Vladimir Kara-Murza s’était rendu à Prague pour recevoir le prix de l’Institut pour l’étude des régimes totalitaires en 2019 | Photo: Facebook de Vladimir Kara-Murza

En 2019, Vladimir Kara-Murza s’était rendu à Prague, pour recevoir le prix de l’Institut pour l’étude des régimes totalitaires. Invité au micro de la Radio tchèque, il avait expliqué pourquoi il avait fait le choix de rester en Russie, alors que son épouse et ses enfants vivaient aux Etats-Unis, pour des raisons de sécurité :

« Si l’opposition se dispersait et abandonnait ce qu’elle fait, ce serait le meilleur cadeau pour le gouvernement de Poutine et le Kremlin. Je suis convaincu qu’en tant que politicien russe, je n’ai aucun droit moral de quitter la Russie. Je crois devoir partager les mêmes risques que mes concitoyens. (…) Selon la propagande des médias officiels, les Russes soutiennent massivement la politique de Poutine. C’est absolument faux. Après tout, si le régime de Poutine était aussi populaire, pourquoi aurait-t-il si peur des élections libres ? Pourquoi les candidats de l’opposition ne peuvent pas y participer ? Contrairement à ce que dit la propagande, il y a beaucoup de gens en Russie qui comprennent tout et critiquent le régime autoritaire de Poutine. Ils veulent voir la Russie comme un pays européen normal, libre et civilisé. »

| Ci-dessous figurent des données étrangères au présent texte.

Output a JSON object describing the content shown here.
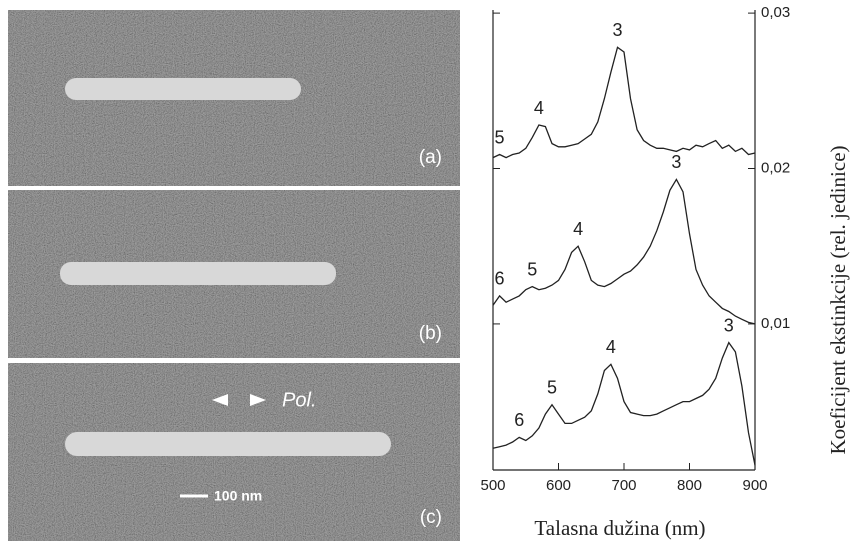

Michael Žantovský | Photo: Lukáš Hurník,  ČRo

« Je ne peux imaginer un meilleur lauréat pour le Prix Václav Havel des droits de l’Homme en cette période tendue », a déclaré, pour sa part, Michael Žantovský, directeur de la Bibliothèque Václav Havel de Prague qui attribue cette récompense, avec le Conseil de l’Europe et la Fondation de la Charte 77.

Les deux autres nominés pré-sélectionnés pour ce prix, dont le premier lauréat était en 2013 le nouveau Prix Nobel de la paix Ales Bialiatski, étaient la coalition hongroise Arc-en-ciel qui milite pour les droits de la communauté LGBTQIA+ et la Coalition Ukraine 5 AM, un regroupement d’organisations ukrainiennes de défense des droits humains.